The person who really got the ball rolling though is my friend Vicky. She was the catalyst, the lynchpin that allowed all the ingredients to come together to make this happen, the lever that pried the immovable boulder to roll down down the mountain. Over dinner last December, just before our Christmas holidays, it was Vicky that suggested Free Form. I had just told her about my drop in suit size. She told me she was planning on trying it and suggested I check it out, too. It would further our friendship. Beginning a pattern that would recur throughout this journey, making life choices over food and drink, I said, “sure”. The rest is history.
I’ve relied on Vicky a lot in this journey. She’s been there for most of the major milestones. She saw me off at the start line for Ottawa Race Weekend. We ran together for the Army Run. She even took me shopping for my first batch of new clothes to get me through the spring sitting. She was pretty astonished to find out not only pretty much everything I owned came from Moore’s, but I hadn’t even stepped foot in most of the stores in the Rideau Centre that didn’t have the word “apple” or “gamestop” in it’s name. I didn’t even know some of these stores actually sold men’s clothes.
The only time she judged me is when I tried something on that looked truly awful. Yes, I tried on some stuff that was truly awful. Not Herb Tarlek awful, but awful nonetheless. Thankfully, she has laughed with me instead of wretching at the utter ghastliness of my sense of modern fashion. I’ve appreciated her honesty, because this stuff isn’t cheap.

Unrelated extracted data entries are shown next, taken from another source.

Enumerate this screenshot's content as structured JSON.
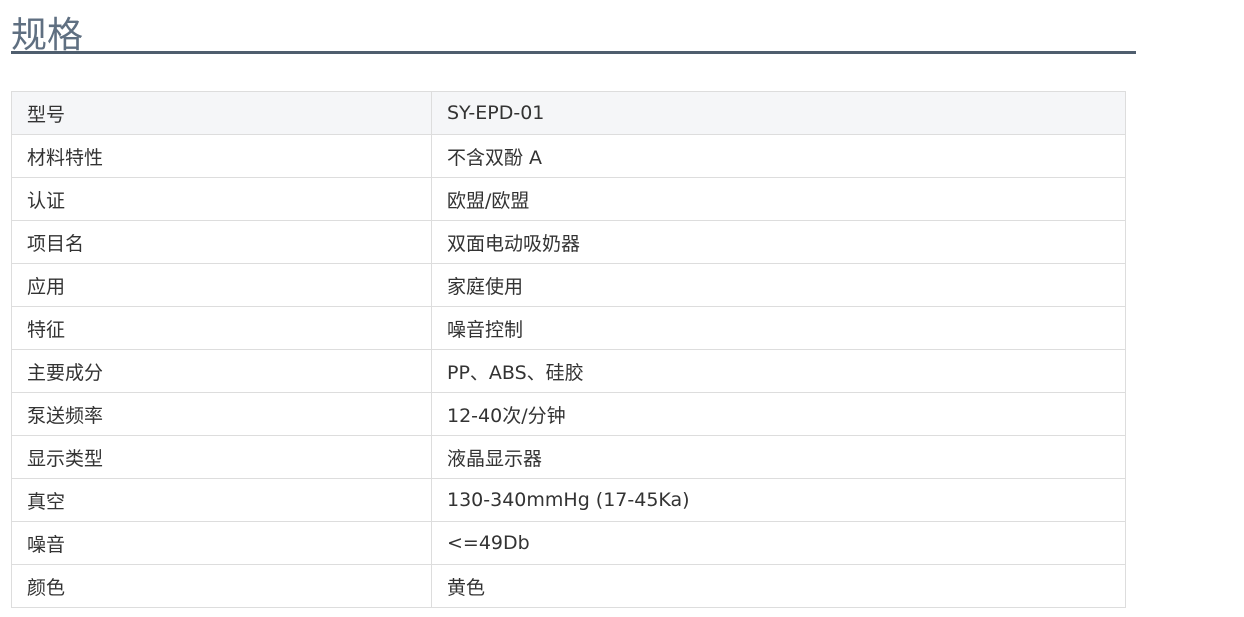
{
  "spec": {
    "title": "规格",
    "rows": [
      {
        "label": "型号",
        "value": "SY-EPD-01"
      },
      {
        "label": "材料特性",
        "value": "不含双酚 A"
      },
      {
        "label": "认证",
        "value": "欧盟/欧盟"
      },
      {
        "label": "项目名",
        "value": "双面电动吸奶器"
      },
      {
        "label": "应用",
        "value": "家庭使用"
      },
      {
        "label": "特征",
        "value": "噪音控制"
      },
      {
        "label": "主要成分",
        "value": "PP、ABS、硅胶"
      },
      {
        "label": "泵送频率",
        "value": "12-40次/分钟"
      },
      {
        "label": "显示类型",
        "value": "液晶显示器"
      },
      {
        "label": "真空",
        "value": "130-340mmHg (17-45Ka)"
      },
      {
        "label": "噪音",
        "value": "<=49Db"
      },
      {
        "label": "颜色",
        "value": "黄色"
      }
    ]
  }
}
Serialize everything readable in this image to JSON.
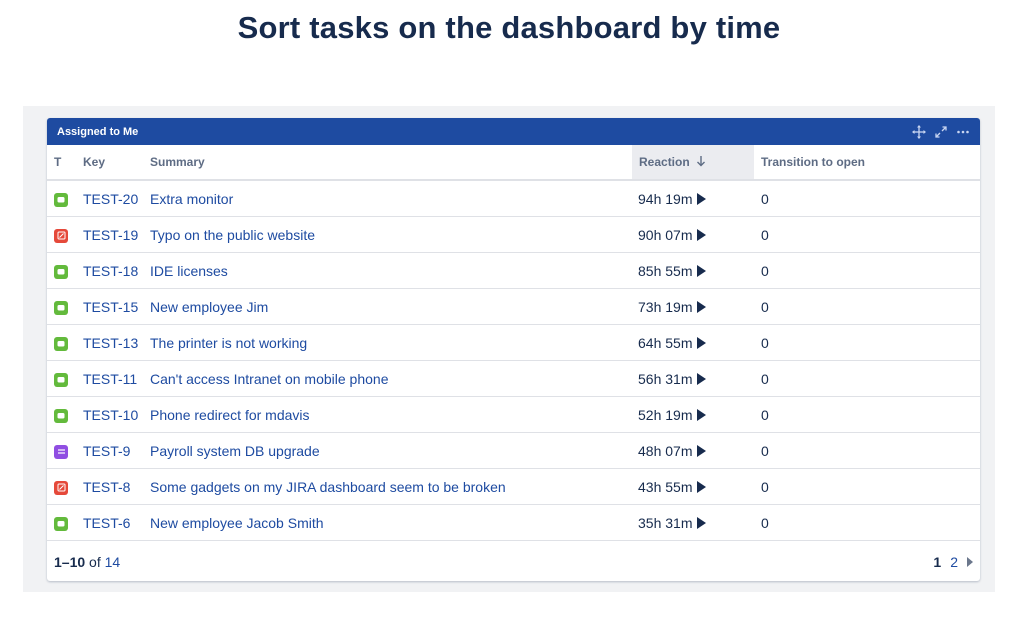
{
  "page": {
    "title": "Sort tasks on the dashboard by time"
  },
  "gadget": {
    "title": "Assigned to Me",
    "actions": [
      "move-icon",
      "expand-icon",
      "more-icon"
    ]
  },
  "table": {
    "columns": {
      "type": "T",
      "key": "Key",
      "summary": "Summary",
      "reaction": "Reaction",
      "transition": "Transition to open"
    },
    "sort": {
      "column": "reaction",
      "direction": "descending"
    },
    "rows": [
      {
        "type": "service-request",
        "key": "TEST-20",
        "summary": "Extra monitor",
        "reaction": "94h 19m",
        "transition": "0"
      },
      {
        "type": "incident",
        "key": "TEST-19",
        "summary": "Typo on the public website",
        "reaction": "90h 07m",
        "transition": "0"
      },
      {
        "type": "service-request",
        "key": "TEST-18",
        "summary": "IDE licenses",
        "reaction": "85h 55m",
        "transition": "0"
      },
      {
        "type": "service-request",
        "key": "TEST-15",
        "summary": "New employee Jim",
        "reaction": "73h 19m",
        "transition": "0"
      },
      {
        "type": "service-request",
        "key": "TEST-13",
        "summary": "The printer is not working",
        "reaction": "64h 55m",
        "transition": "0"
      },
      {
        "type": "service-request",
        "key": "TEST-11",
        "summary": "Can't access Intranet on mobile phone",
        "reaction": "56h 31m",
        "transition": "0"
      },
      {
        "type": "service-request",
        "key": "TEST-10",
        "summary": "Phone redirect for mdavis",
        "reaction": "52h 19m",
        "transition": "0"
      },
      {
        "type": "change",
        "key": "TEST-9",
        "summary": "Payroll system DB upgrade",
        "reaction": "48h 07m",
        "transition": "0"
      },
      {
        "type": "incident",
        "key": "TEST-8",
        "summary": "Some gadgets on my JIRA dashboard seem to be broken",
        "reaction": "43h 55m",
        "transition": "0"
      },
      {
        "type": "service-request",
        "key": "TEST-6",
        "summary": "New employee Jacob Smith",
        "reaction": "35h 31m",
        "transition": "0"
      }
    ]
  },
  "type_colors": {
    "service-request": "#63ba3c",
    "incident": "#e5493a",
    "change": "#904ee2"
  },
  "accent": "#1e4ba1",
  "footer": {
    "range": "1–10",
    "of_label": "of",
    "total": "14",
    "pages": [
      "1",
      "2"
    ],
    "current_page": "1"
  }
}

Everyone should find themselves a Christian and a Vicky. The funny thing is neither of them told me I should lose weight. They asked me to join them on their journeys. While I’ve written about my own journey, theirs are no less important to me.

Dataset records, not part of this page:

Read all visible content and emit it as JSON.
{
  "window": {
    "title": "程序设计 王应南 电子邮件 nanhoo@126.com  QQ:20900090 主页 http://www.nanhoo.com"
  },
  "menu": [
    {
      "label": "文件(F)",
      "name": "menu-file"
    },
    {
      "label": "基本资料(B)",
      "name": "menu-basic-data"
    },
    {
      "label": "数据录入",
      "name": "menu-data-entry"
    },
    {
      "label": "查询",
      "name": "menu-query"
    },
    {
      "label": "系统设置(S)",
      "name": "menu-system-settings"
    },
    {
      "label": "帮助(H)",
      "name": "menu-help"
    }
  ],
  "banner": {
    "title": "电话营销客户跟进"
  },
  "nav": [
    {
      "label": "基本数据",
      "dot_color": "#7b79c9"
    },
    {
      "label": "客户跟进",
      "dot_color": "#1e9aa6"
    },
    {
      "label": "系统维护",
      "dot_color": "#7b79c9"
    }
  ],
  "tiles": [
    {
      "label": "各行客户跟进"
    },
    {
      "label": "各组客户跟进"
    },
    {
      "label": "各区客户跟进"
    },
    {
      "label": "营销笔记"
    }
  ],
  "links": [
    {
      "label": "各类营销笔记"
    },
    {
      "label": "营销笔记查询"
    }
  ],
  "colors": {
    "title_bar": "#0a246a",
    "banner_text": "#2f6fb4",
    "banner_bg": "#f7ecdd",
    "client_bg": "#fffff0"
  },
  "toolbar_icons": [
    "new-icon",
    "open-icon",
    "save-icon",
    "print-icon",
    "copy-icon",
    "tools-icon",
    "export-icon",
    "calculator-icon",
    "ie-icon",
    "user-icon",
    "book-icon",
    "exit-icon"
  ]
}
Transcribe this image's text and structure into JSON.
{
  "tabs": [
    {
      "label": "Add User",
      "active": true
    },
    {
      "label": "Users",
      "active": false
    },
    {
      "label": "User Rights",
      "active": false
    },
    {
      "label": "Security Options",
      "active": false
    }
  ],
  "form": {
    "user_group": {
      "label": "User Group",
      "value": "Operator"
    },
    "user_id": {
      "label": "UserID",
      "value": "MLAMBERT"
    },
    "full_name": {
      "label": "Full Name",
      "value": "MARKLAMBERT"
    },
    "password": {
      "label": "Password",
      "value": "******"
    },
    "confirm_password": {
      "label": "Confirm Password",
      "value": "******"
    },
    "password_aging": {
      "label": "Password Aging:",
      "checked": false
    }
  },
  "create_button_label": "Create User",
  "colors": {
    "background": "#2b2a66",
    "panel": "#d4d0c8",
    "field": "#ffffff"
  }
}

You may have noticed a lot, and I mean a lot, of Doctor Who references in my blog posts. Pretty obvious it’s my favourite science fiction show, isn’t it. For those not familiar with the longest running TV show in the history of the medium, the Doctor is a Time Lord, a time traveller, who goes about time and space in ship that looks like a British police box. He frequently has a human companion, our entree into his world. The recurring theme of the show is being “bigger on the inside”. He crashes, always crashing, rarely landing smoothly, takes on a companion or two, makes them better over the course of a season or two and then leaves them behind to seek their own destiny.
I always thought I was the Doctor in my friends’ lives. Seems like I’ve come and gone just as frequently the last few years. Don’t get me wrong, DC is great, but it’s no Gallifrey. I can prattle incessantly. Sartorial choices come from a different era. Even have a piece of paper conferring the title of Doctor, just not the kind that actually helps people. Turns out, however, I was the companion. They made me bigger on the inside, or smaller on the outside, or … See what I was saying before about prattle?
They saw in me what I couldn’t see for myself: the man I could be. It just took me 9.5 months to dig that man out and see him for myself. I like him and can’t wait to see more of him.
I hear the orchestra playing, so I will close by saying I have the best best friends in the world. While I gave thanks to them, all of them, this Thanksgiving, I will never be able to truly repay this debt of gratitude. I can only hope to be as supportive for them in their journeys as they were in mine.